PGY-3 Jinit Sanjiv Desai (he/him)
Education
- BA, Philosophy, University of Illinois at Chicago
- BS, Neuroscience, University of Illinois at Chicago
- MPH, University of Illinois School of Public Health
- MD, University of Illinois College of Medicine, Rockford
Bio
I was born in Ahmedabad, India. My family moved into a 2-bedroom apartment in Downers Grove, Illinois when I was ~18 months old, and I spent most of my life in and around Chicago thereafter. I attended the University of Illinois at Chicago (UIC) as part of its Guaranteed Professional Program Admissions (GPPA) program after high school; I mostly studied neuroscience, philosophy, and Spanish. As an undergraduate, I found enzymes less compelling than Rawls and authorship less meaningful than mentorship. Upon graduation, during the summer of 2015, I studied Hindi in Jaipur on a U.S. State Department Critical Languages Scholarship. I then took a year to complete an MPH in Community Health Sciences at UIC’s School of Public Health and spent the following year at La Universidad del Valle in Cali, Colombia, working as a Fulbright English Teaching Assistant. In addition to aiming for a Freirean pedagogy, I co-founded and co-edited a bilingual literary magazine (Mango) and studied a pinch of dramaturgy. After, I attended the University of Illinois College of Medicine in Rockford. There, in addition to eating Taco Bell with Sanjana and contemplating the Rock River while listening to Murakami, I worked as a Peer Educator and organized a dialogical seminar advised by Dr. Howard Waitzkin. I’m happy to say that I matched where I belong. My colleagues are remarkable human beings, and our work is challenging and fruitful.
Follow Me for a Week
Monday
- Morning: In some ways, I’m inescapably Indian. I make myself some masala chai. I have frozen grated ginger to streamline the process without corrupting it. I’m cat-sitting Haba for Anthony. I have the unique misfortune of regarding Dr. Jang as both a colleague and a dear friend. I play with Haba a bit, for him and for me. I feel a duty toward his developing consciousness, and I want him to stop hunting my arms and legs. I have an RPC patient at 10AM. As a fast-tracker into CAP, I’m required to work with at least one patient in longitudinal psychodynamic therapy. I’m working with two because I like sitting around and staring at peoples’ faces… and because personhood as remedy and instrument remains compelling.

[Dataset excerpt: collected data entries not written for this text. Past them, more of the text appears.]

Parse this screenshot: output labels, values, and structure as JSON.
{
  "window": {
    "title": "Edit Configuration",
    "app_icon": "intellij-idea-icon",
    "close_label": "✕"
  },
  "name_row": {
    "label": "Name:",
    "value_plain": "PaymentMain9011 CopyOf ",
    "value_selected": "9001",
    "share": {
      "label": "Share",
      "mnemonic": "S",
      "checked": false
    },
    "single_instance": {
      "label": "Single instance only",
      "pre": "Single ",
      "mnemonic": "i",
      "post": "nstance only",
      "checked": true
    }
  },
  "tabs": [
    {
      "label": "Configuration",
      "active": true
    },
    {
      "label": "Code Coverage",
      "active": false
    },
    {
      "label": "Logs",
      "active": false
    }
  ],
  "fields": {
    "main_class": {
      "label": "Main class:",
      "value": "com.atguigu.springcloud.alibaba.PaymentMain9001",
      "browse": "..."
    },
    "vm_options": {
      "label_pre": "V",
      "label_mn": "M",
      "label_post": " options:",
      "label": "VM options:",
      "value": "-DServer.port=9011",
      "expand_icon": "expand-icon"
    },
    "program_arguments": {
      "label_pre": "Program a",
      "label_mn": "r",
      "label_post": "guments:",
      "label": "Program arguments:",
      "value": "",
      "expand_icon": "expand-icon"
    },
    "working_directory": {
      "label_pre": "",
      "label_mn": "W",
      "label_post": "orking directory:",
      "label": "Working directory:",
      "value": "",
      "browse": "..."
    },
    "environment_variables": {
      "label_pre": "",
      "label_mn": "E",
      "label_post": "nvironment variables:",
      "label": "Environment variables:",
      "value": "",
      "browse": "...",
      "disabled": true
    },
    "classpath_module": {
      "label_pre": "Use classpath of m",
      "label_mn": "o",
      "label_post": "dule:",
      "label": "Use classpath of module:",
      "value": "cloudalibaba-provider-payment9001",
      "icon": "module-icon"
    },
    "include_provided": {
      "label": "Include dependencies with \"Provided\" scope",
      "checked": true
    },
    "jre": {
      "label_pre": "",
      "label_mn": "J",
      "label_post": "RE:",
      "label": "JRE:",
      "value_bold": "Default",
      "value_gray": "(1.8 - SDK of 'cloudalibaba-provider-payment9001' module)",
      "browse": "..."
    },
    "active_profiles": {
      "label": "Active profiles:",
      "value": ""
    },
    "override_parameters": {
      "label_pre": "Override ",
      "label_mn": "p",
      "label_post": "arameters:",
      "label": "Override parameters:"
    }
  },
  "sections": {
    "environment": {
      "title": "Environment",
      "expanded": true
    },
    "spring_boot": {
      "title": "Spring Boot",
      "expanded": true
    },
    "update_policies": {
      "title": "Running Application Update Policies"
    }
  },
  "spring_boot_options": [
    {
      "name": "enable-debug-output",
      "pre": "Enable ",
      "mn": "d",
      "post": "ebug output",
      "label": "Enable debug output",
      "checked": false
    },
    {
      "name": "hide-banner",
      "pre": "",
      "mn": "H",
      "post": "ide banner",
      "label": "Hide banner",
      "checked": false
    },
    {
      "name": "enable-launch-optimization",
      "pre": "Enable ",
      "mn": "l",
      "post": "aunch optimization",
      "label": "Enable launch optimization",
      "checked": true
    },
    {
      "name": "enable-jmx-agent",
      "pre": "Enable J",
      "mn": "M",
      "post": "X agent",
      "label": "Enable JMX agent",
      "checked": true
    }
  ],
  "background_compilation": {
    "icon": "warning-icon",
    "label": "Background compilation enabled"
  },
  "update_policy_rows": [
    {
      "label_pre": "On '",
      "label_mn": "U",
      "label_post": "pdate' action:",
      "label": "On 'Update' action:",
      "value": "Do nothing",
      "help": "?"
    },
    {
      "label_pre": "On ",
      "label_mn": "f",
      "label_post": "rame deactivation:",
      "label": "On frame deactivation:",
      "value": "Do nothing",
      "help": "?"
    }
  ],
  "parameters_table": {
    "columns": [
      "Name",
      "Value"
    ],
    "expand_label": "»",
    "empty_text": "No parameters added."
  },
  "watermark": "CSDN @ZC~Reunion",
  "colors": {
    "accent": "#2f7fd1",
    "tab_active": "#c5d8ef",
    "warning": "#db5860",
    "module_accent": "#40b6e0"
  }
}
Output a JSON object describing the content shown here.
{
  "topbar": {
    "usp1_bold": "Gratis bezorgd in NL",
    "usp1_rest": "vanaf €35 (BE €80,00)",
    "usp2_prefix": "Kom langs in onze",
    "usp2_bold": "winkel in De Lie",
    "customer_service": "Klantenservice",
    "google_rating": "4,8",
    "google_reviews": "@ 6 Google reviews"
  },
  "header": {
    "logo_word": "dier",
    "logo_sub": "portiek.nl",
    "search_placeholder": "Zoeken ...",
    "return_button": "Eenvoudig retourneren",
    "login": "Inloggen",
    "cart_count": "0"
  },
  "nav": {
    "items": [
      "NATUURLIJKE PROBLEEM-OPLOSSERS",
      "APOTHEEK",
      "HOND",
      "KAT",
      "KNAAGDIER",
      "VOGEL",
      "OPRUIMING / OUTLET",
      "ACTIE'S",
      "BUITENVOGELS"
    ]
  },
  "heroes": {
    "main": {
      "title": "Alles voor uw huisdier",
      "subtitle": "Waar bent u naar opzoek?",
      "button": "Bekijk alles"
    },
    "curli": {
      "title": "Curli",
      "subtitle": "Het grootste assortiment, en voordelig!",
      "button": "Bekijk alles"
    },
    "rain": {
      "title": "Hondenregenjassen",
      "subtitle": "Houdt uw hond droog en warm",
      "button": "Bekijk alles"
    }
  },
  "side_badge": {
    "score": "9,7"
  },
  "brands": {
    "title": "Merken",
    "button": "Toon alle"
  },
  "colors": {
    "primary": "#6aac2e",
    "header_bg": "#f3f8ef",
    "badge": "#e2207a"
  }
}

- Afternoon: Our resident leaders, including the illustrious Dr. Igwe and Dr. Wong, arrange a surprise farewell and celebration for Dr. DeBonis. We thank her for being a wonderful and inspiring Program Director, toasting non-alcoholic sparkling juice in her honor. Residents from all classes come to the resident library in the Semel Institute, and I feel grateful for our intentionality around community, the genuine warmth, the awkward hopefulness borne of potentials realized and not, swept along speedily by time’s current. I dodge the cupcakes like a lesser Neo. I have supervision at 1PM for my morning patient. Both of my supervisors are members of the PCFA, a vital group of volunteer faculty, many former residents themselves, who offer their mentorship and expertise. Her office is nearby in Westwood, though it transports me to Europe.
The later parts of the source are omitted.